Povertà

“Il bene che c’è e che non si dice” esiste in questa terra d’industrie, c’è e va raccontato. Nella provincia bolognese, dove la disoccupazione è fra le più basse d’Italia e le fabbriche assumono operai specializzati, ingegneri e informatici, resta una sacca di povertà invisibile, nascosta fra la nebbia e il benessere dell’Emilia-Romagna. È a questi vecchi e nuovi poveri che guarda la Caritas con spirito critico e nuovi progetti per aiutare chi non ha più una casa, come gli alluvionati, o chi una casa non ce l’ha mai avuta. «L’11 novembre faremo il convegno annuale a livello diocesano. Sarà all’interporto cittadino, dove, insieme al cardinale Zuppi, inaugureremo un nuovo centro d’ascolto». Queste le parole di don Matteo Prosperini, direttore della Caritas Bologna, intervistato sulle novità dell’ente ecclesiastico. La scelta di aprire il nuovo centro proprio all’interporto non è casuale: là ci sono molti lavoratori della logistica, spesso migranti, che hanno bisogno di un vero aiuto umano ed economico.

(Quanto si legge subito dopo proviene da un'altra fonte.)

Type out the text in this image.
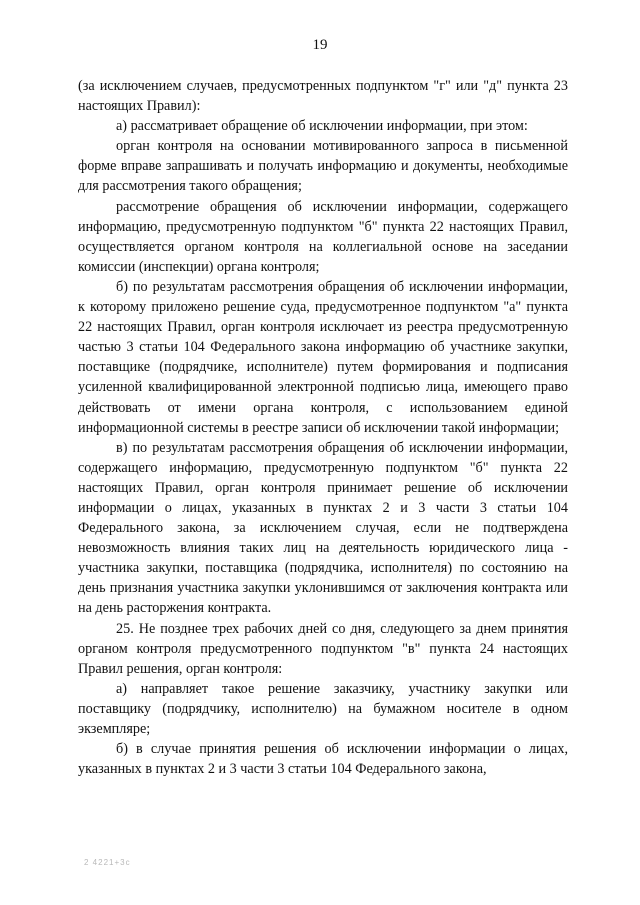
19

(за исключением случаев, предусмотренных подпунктом "г" или "д" пункта 23 настоящих Правил):

а) рассматривает обращение об исключении информации, при этом:

орган контроля на основании мотивированного запроса в письменной форме вправе запрашивать и получать информацию и документы, необходимые для рассмотрения такого обращения;

рассмотрение обращения об исключении информации, содержащего информацию, предусмотренную подпунктом "б" пункта 22 настоящих Правил, осуществляется органом контроля на коллегиальной основе на заседании комиссии (инспекции) органа контроля;

б) по результатам рассмотрения обращения об исключении информации, к которому приложено решение суда, предусмотренное подпунктом "а" пункта 22 настоящих Правил, орган контроля исключает из реестра предусмотренную частью 3 статьи 104 Федерального закона информацию об участнике закупки, поставщике (подрядчике, исполнителе) путем формирования и подписания усиленной квалифицированной электронной подписью лица, имеющего право действовать от имени органа контроля, с использованием единой информационной системы в реестре записи об исключении такой информации;

в) по результатам рассмотрения обращения об исключении информации, содержащего информацию, предусмотренную подпунктом "б" пункта 22 настоящих Правил, орган контроля принимает решение об исключении информации о лицах, указанных в пунктах 2 и 3 части 3 статьи 104 Федерального закона, за исключением случая, если не подтверждена невозможность влияния таких лиц на деятельность юридического лица - участника закупки, поставщика (подрядчика, исполнителя) по состоянию на день признания участника закупки уклонившимся от заключения контракта или на день расторжения контракта.

25. Не позднее трех рабочих дней со дня, следующего за днем принятия органом контроля предусмотренного подпунктом "в" пункта 24 настоящих Правил решения, орган контроля:

а) направляет такое решение заказчику, участнику закупки или поставщику (подрядчику, исполнителю) на бумажном носителе в одном экземпляре;

б) в случае принятия решения об исключении информации о лицах, указанных в пунктах 2 и 3 части 3 статьи 104 Федерального закона,

2 4221+3c
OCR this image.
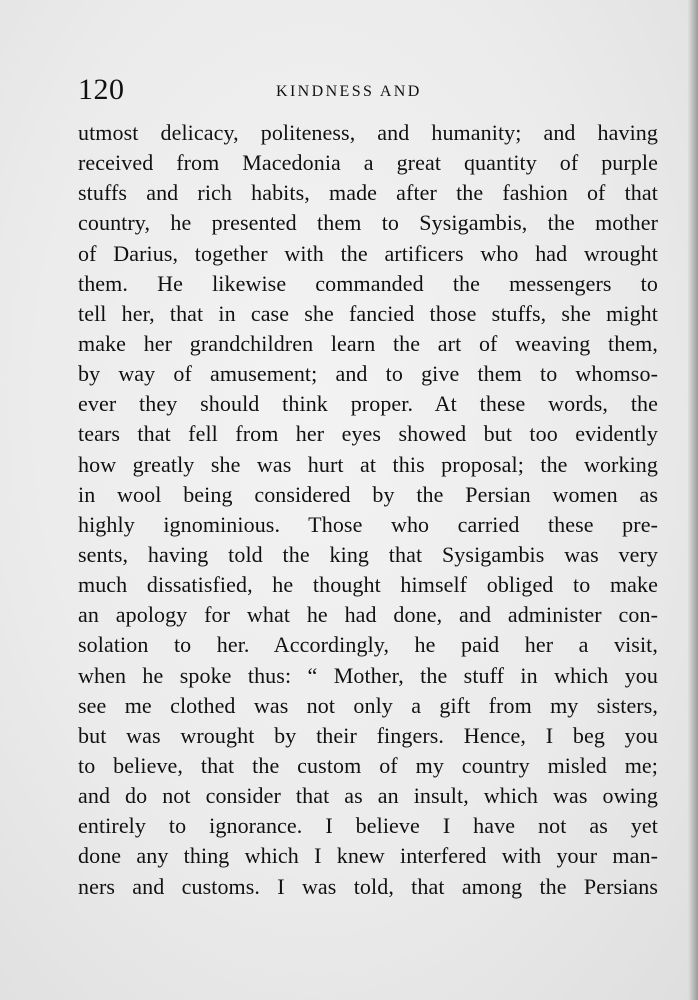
120	KINDNESS AND
utmost delicacy, politeness, and humanity; and having
received from Macedonia a great quantity of purple
stuffs and rich habits, made after the fashion of that
country, he presented them to Sysigambis, the mother
of Darius, together with the artificers who had wrought
them. He likewise commanded the messengers to
tell her, that in case she fancied those stuffs, she might
make her grandchildren learn the art of weaving them,
by way of amusement; and to give them to whomso-
ever they should think proper. At these words, the
tears that fell from her eyes showed but too evidently
how greatly she was hurt at this proposal; the working
in wool being considered by the Persian women as
highly ignominious. Those who carried these pre-
sents, having told the king that Sysigambis was very
much dissatisfied, he thought himself obliged to make
an apology for what he had done, and administer con-
solation to her. Accordingly, he paid her a visit,
when he spoke thus: “ Mother, the stuff in which you
see me clothed was not only a gift from my sisters,
but was wrought by their fingers. Hence, I beg you
to believe, that the custom of my country misled me;
and do not consider that as an insult, which was owing
entirely to ignorance. I believe I have not as yet
done any thing which I knew interfered with your man-
ners and customs. I was told, that among the Persians
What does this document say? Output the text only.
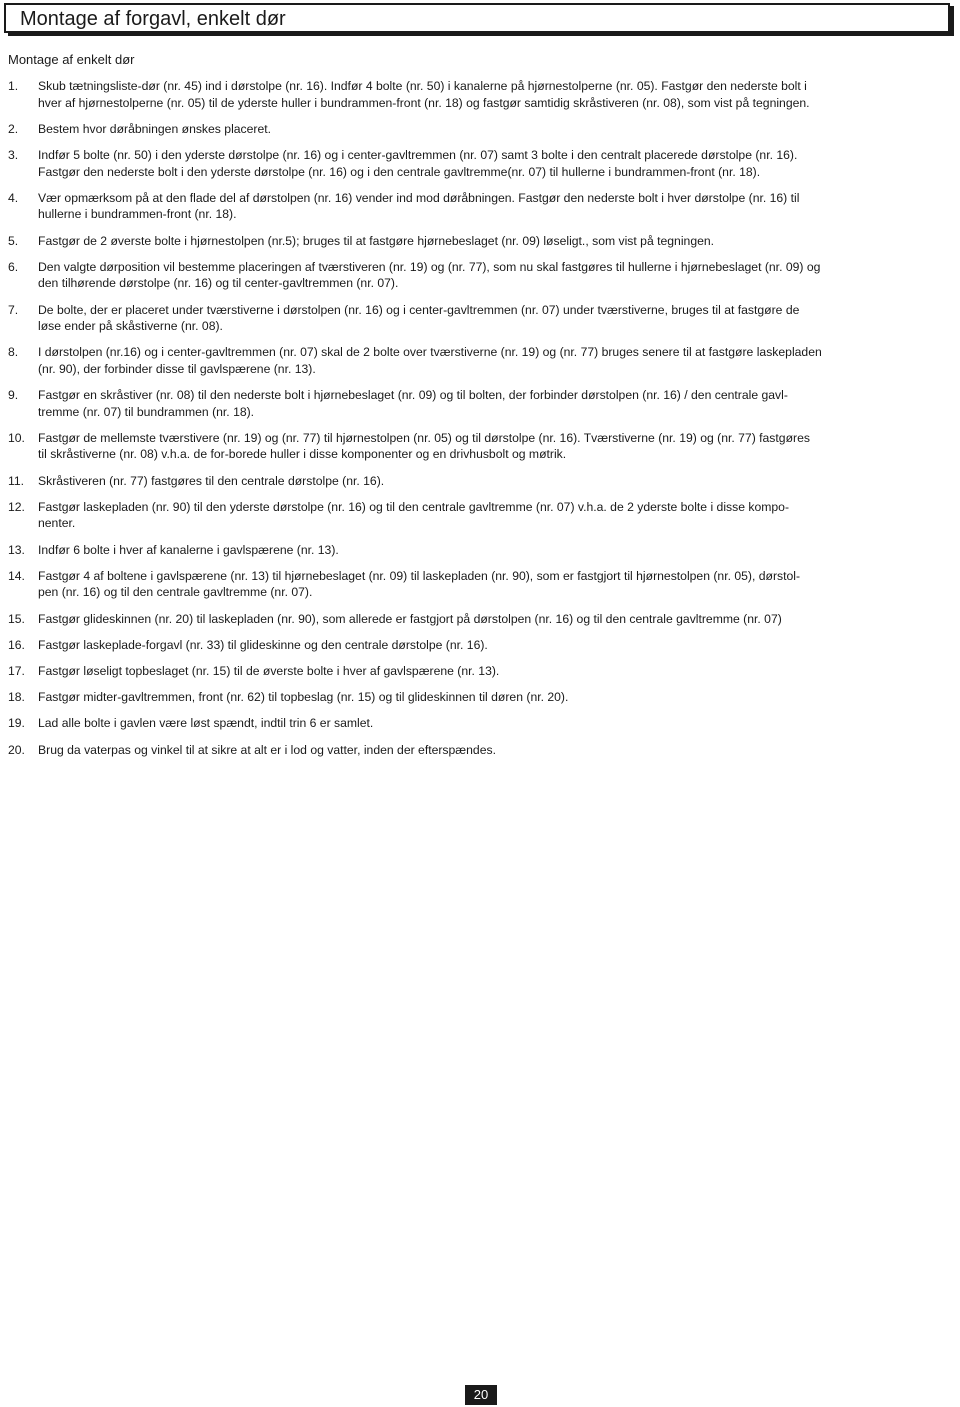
Montage af forgavl, enkelt dør
Montage af enkelt dør
1.	Skub tætningsliste-dør (nr. 45) ind i dørstolpe (nr. 16). Indfør 4 bolte (nr. 50) i kanalerne på hjørnestolperne (nr. 05). Fastgør den nederste bolt i
hver af hjørnestolperne (nr. 05) til de yderste huller i bundrammen-front (nr. 18) og fastgør samtidig skråstiveren (nr. 08), som vist på tegningen.
2.	Bestem hvor døråbningen ønskes placeret.
3.	Indfør 5 bolte (nr. 50) i den yderste dørstolpe (nr. 16) og i center-gavltremmen (nr. 07) samt 3 bolte i den centralt placerede dørstolpe (nr. 16).
Fastgør den nederste bolt i den yderste dørstolpe (nr. 16) og i den centrale gavltremme(nr. 07) til hullerne i bundrammen-front (nr. 18).
4.	Vær opmærksom på at den flade del af dørstolpen (nr. 16) vender ind mod døråbningen. Fastgør den nederste bolt i hver dørstolpe (nr. 16) til
hullerne i bundrammen-front (nr. 18).
5.	Fastgør de 2 øverste bolte i hjørnestolpen (nr.5); bruges til at fastgøre hjørnebeslaget (nr. 09) løseligt., som vist på tegningen.
6.	Den valgte dørposition vil bestemme placeringen af tværstiveren (nr. 19) og (nr. 77), som nu skal fastgøres til hullerne i hjørnebeslaget (nr. 09) og
den tilhørende dørstolpe (nr. 16) og til center-gavltremmen (nr. 07).
7.	De bolte, der er placeret under tværstiverne i dørstolpen (nr. 16) og i center-gavltremmen (nr. 07) under tværstiverne, bruges til at fastgøre de
løse ender på skåstiverne (nr. 08).
8.	I dørstolpen (nr.16) og i center-gavltremmen (nr. 07) skal de 2 bolte over tværstiverne (nr. 19) og (nr. 77) bruges senere til at fastgøre laskepladen
(nr. 90), der forbinder disse til gavlspærene (nr. 13).
9.	Fastgør en skråstiver (nr. 08) til den nederste bolt i hjørnebeslaget (nr. 09) og til bolten, der forbinder dørstolpen (nr. 16) / den centrale gavl-
tremme (nr. 07) til bundrammen (nr. 18).
10.	Fastgør de mellemste tværstivere (nr. 19) og (nr. 77) til hjørnestolpen (nr. 05) og til dørstolpe (nr. 16). Tværstiverne (nr. 19) og (nr. 77) fastgøres
til skråstiverne (nr. 08) v.h.a. de for-borede huller i disse komponenter og en drivhusbolt og møtrik.
11.	Skråstiveren (nr. 77) fastgøres til den centrale dørstolpe (nr. 16).
12.	Fastgør laskepladen (nr. 90) til den yderste dørstolpe (nr. 16) og til den centrale gavltremme (nr. 07) v.h.a. de 2 yderste bolte i disse kompo-
nenter.
13.	Indfør 6 bolte i hver af kanalerne i gavlspærene (nr. 13).
14.	Fastgør 4 af boltene i gavlspærene (nr. 13) til hjørnebeslaget (nr. 09) til laskepladen (nr. 90), som er fastgjort til hjørnestolpen (nr. 05), dørstol-
pen (nr. 16) og til den centrale gavltremme (nr. 07).
15.	Fastgør glideskinnen (nr. 20) til laskepladen (nr. 90), som allerede er fastgjort på dørstolpen (nr. 16) og til den centrale gavltremme (nr. 07)
16.	Fastgør laskeplade-forgavl (nr. 33) til glideskinne og den centrale dørstolpe (nr. 16).
17.	Fastgør løseligt topbeslaget (nr. 15) til de øverste bolte i hver af gavlspærene (nr. 13).
18.	Fastgør midter-gavltremmen, front (nr. 62) til topbeslag (nr. 15) og til glideskinnen til døren (nr. 20).
19.	Lad alle bolte i gavlen være løst spændt, indtil trin 6 er samlet.
20.	Brug da vaterpas og vinkel til at sikre at alt er i lod og vatter, inden der efterspændes.
20
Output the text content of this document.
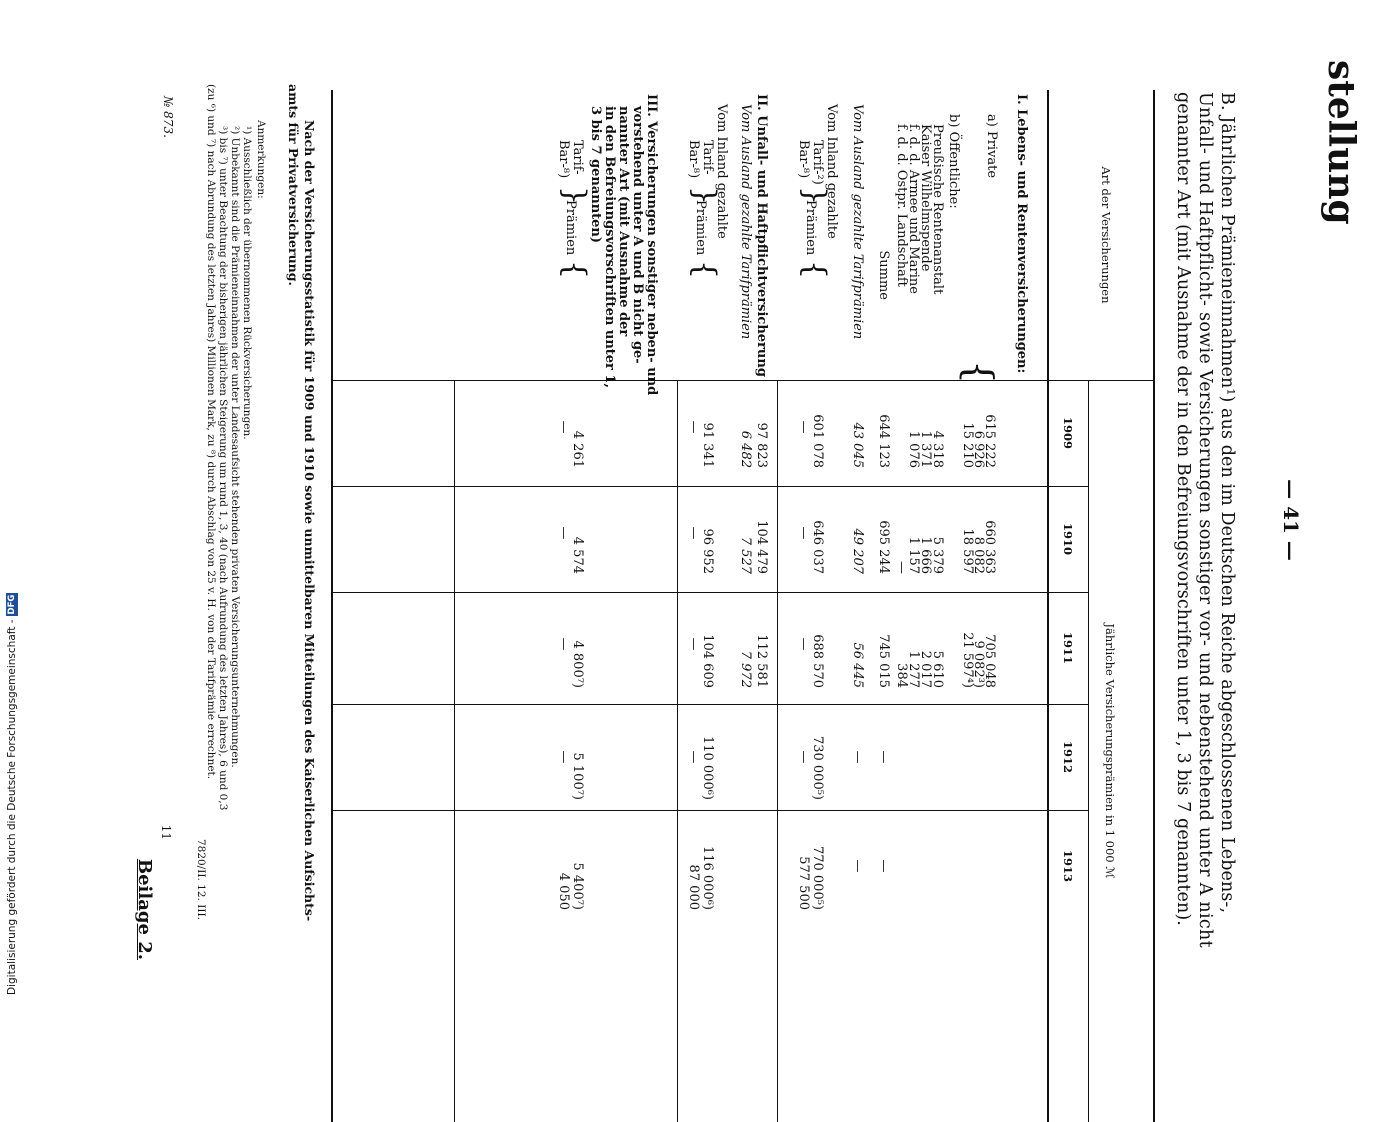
stellung
— 41 —
Beilage 2.	B. Jährlichen Prämieneinnahmen¹) aus den im Deutschen Reiche abgeschlossenen Lebens-,
Unfall- und Haftpflicht- sowie Versicherungen sonstiger vor- und nebenstehend unter A nicht
genannter Art (mit Ausnahme der in den Befreiungsvorschriften unter 1, 3 bis 7 genannten).
Art der Versicherungen
Jährliche Versicherungsprämien in 1 000 ℳ
1909
1910
1911
1912
1913
I. Lebens- und Rentenversicherungen:
a) Private
{
615 222
6 926
15 210
660 363
8 082
18 597
705 048
9 082³)
21 597⁴)
b) Öffentliche:
Preußische Rentenanstalt
Kaiser Wilhelmspende
f. d. d. Armee und Marine
f. d. d. Ostpr. Landschaft
4 318
1 371
1 076
5 379
1 666
1 157
—
5 610
2 017
1 277
384
Summe
644 123
695 244
745 015
—
—
Vom Ausland gezahlte Tarifprämien
43 045
49 207
56 445
—
—
Vom Inland gezahlte
Tarif-²)
Bar-⁸)
}
Prämien
{
601 078
646 037
688 570
730 000⁵)
770 000⁵)
—
—
—
—
577 500
II. Unfall- und Haftpflichtversicherung
97 823
104 479
112 581
Vom Ausland gezahlte Tarifprämien
6 482
7 527
7 972
Vom Inland gezahlte
Tarif-
Bar-⁸)
}
Prämien
{
91 341
96 952
104 609
110 000⁶)
116 000⁶)
—
—
—
—
87 000
III. Versicherungen sonstiger neben- und
vorstehend unter A und B nicht ge-
nannter Art (mit Ausnahme der
in den Befreiungsvorschriften unter 1,
3 bis 7 genannten)
Tarif-
Bar-⁸)
}
Prämien
{
4 261
4 574
4 800⁷)
5 100⁷)
5 400⁷)
—
—
—
—
4 050
Nach der Versicherungsstatistik für 1909 und 1910 sowie unmittelbaren Mitteilungen des Kaiserlichen Aufsichts-
amts für Privatversicherung.
Anmerkungen:
¹) Ausschließlich der übernommenen Rückversicherungen.
²) Unbekannt sind die Prämieneinnahmen der unter Landesaufsicht stehenden privaten Versicherungsunternehmungen.
³) bis ⁷) unter Beachtung der bisherigen jährlichen Steigerung um rund 1, 3, 40 (nach Aufrundung des letzten Jahres), 6 und 0,3
(zu ⁶) und ⁷) nach Abrundung des letzten Jahres) Millionen Mark, zu ⁸) durch Abschlag von 25 v. H. von der Tarifprämie errechnet.
7820/II. 12. III.
№ 873.
11
Digitalisierung gefördert durch die Deutsche Forschungsgemeinschaft -
DFG
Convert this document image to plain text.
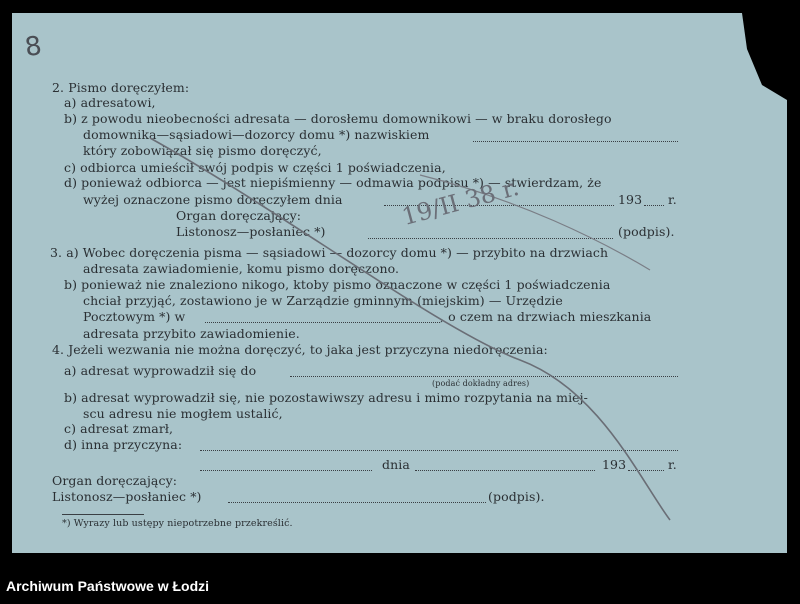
8
2. Pismo doręczyłem:
a) adresatowi,
b) z powodu nieobecności adresata — dorosłemu domownikowi — w braku dorosłego
domownika—sąsiadowi—dozorcy domu *) nazwiskiem
który zobowiązał się pismo doręczyć,
c) odbiorca umieścił swój podpis w części 1 poświadczenia,
d) ponieważ odbiorca — jest niepiśmienny — odmawia podpisu *) — stwierdzam, że
wyżej oznaczone pismo doręczyłem dnia	193 r.
Organ doręczający:
Listonosz—posłaniec *)	(podpis).
3. a) Wobec doręczenia pisma — sąsiadowi — dozorcy domu *) — przybito na drzwiach
adresata zawiadomienie, komu pismo doręczono.
b) ponieważ nie znaleziono nikogo, ktoby pismo oznaczone w części 1 poświadczenia
chciał przyjąć, zostawiono je w Zarządzie gminnym (miejskim) — Urzędzie
Pocztowym *) w	, o czem na drzwiach mieszkania
adresata przybito zawiadomienie.
4. Jeżeli wezwania nie można doręczyć, to jaka jest przyczyna niedoręczenia:
a) adresat wyprowadził się do
(podać dokładny adres)
b) adresat wyprowadził się, nie pozostawiwszy adresu i mimo rozpytania na miej-
scu adresu nie mogłem ustalić,
c) adresat zmarł,
d) inna przyczyna:
dnia	193	r.
Organ doręczający:
Listonosz—posłaniec *)	(podpis).
*) Wyrazy lub ustępy niepotrzebne przekreślić.
19/II 38 r.
Archiwum Państwowe w Łodzi
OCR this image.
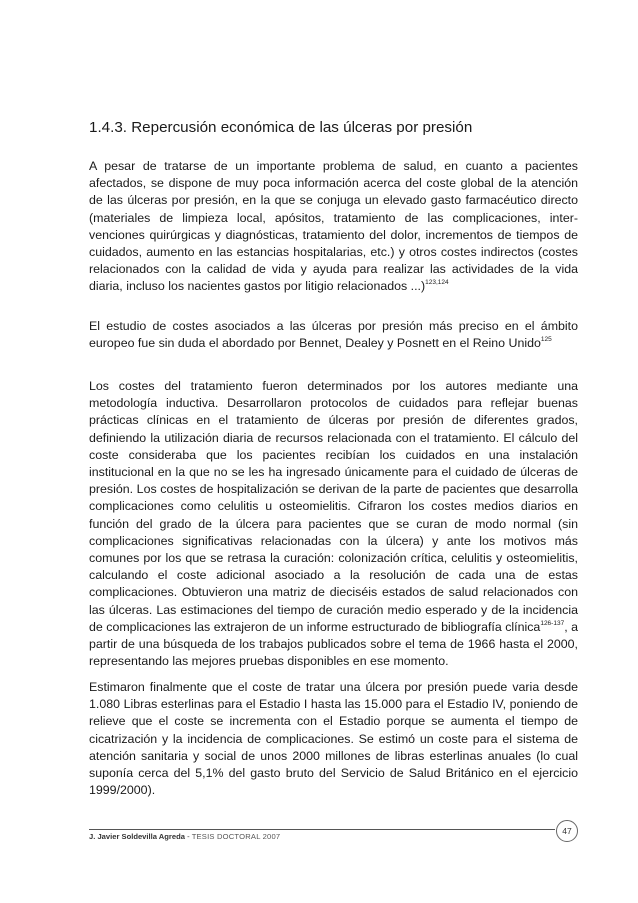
1.4.3. Repercusión económica de las úlceras por presión

A pesar de tratarse de un importante problema de salud, en cuanto a pacientes afectados, se dispone de muy poca información acerca del coste global de la atención de las úlceras por presión, en la que se conjuga un elevado gasto farmacéutico directo (materiales de limpieza local, apósitos, tratamiento de las complicaciones, inter-venciones quirúrgicas y diagnósticas, tratamiento del dolor, incrementos de tiempos de cuidados, aumento en las estancias hospitalarias, etc.) y otros costes indirectos (costes relacionados con la calidad de vida y ayuda para realizar las actividades de la vida diaria, incluso los nacientes gastos por litigio relacionados ...)$^{123,124}$

El estudio de costes asociados a las úlceras por presión más preciso en el ámbito europeo fue sin duda el abordado por Bennet, Dealey y Posnett en el Reino Unido$^{125}$

Los costes del tratamiento fueron determinados por los autores mediante una metodología inductiva. Desarrollaron protocolos de cuidados para reflejar buenas prácticas clínicas en el tratamiento de úlceras por presión de diferentes grados, definiendo la utilización diaria de recursos relacionada con el tratamiento. El cálculo del coste consideraba que los pacientes recibían los cuidados en una instalación institucional en la que no se les ha ingresado únicamente para el cuidado de úlceras de presión. Los costes de hospitalización se derivan de la parte de pacientes que desarrolla complicaciones como celulitis u osteomielitis. Cifraron los costes medios diarios en función del grado de la úlcera para pacientes que se curan de modo normal (sin complicaciones significativas relacionadas con la úlcera) y ante los motivos más comunes por los que se retrasa la curación: colonización crítica, celulitis y osteomielitis, calculando el coste adicional asociado a la resolución de cada una de estas complicaciones. Obtuvieron una matriz de dieciséis estados de salud relacionados con las úlceras. Las estimaciones del tiempo de curación medio esperado y de la incidencia de complicaciones las extrajeron de un informe estructurado de bibliografía clínica$^{126-137}$, a partir de una búsqueda de los trabajos publicados sobre el tema de 1966 hasta el 2000, representando las mejores pruebas disponibles en ese momento.

Estimaron finalmente que el coste de tratar una úlcera por presión puede varia desde 1.080 Libras esterlinas para el Estadio I hasta las 15.000 para el Estadio IV, poniendo de relieve que el coste se incrementa con el Estadio porque se aumenta el tiempo de cicatrización y la incidencia de complicaciones. Se estimó un coste para el sistema de atención sanitaria y social de unos 2000 millones de libras esterlinas anuales (lo cual suponía cerca del 5,1% del gasto bruto del Servicio de Salud Británico en el ejercicio 1999/2000).

J. Javier Soldevilla Agreda - TESIS DOCTORAL 2007
47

Questi potranno rivolgersi a due operatrici della Caritas. «Nella nostra diocesi ci sono più di cento centri d’ascolto che sono gestiti dalle parrocchie locali – spiega il sacerdote –; adesso vogliamo andare dentro ai luoghi dove le persone chiedono aiuto».  La Caritas ha già aperto un centro all’ospedale Sant’Orsola di Bologna, dove i pazienti e i loro familiari possono trovare conforto. «Questi ultimi, inoltre, avranno presto una casa dove alloggiare nel periodo di degenza dei parenti malati», dice don Prosperini.

 

Nei centri d’ascolto le persone chiedono un posto dove vivere e dormire: «la casa è l’emergenza del momento – continua il direttore –, il bisogno dei bisogni». Non la chiedono solo migranti e uomini soli, ma anche studenti e addirittura lavoratori che, nonostante il contratto a tempo indeterminato, vivono sotto la soglia di povertà. «Come Caritas siamo molto preoccupati per la crisi abitativa – dice Prosperini –. Avevamo già aperto una casa per fornire alloggio a sei universitari in difficoltà e, visto il successo dell’iniziativa, abbiamo deciso pochi giorni pochi giorni fa di aprirne una seconda». Ad oggi, quindi, ci sono dodici studenti che vivono nei locali messi a disposizione, pagando un contributo per l’affitto equo e umano. «E nel 2024 ci sarà una terza abitazione per i giovani lavoratori che non riescono ad arrivare a fine mese» fa sapere il sacerdote.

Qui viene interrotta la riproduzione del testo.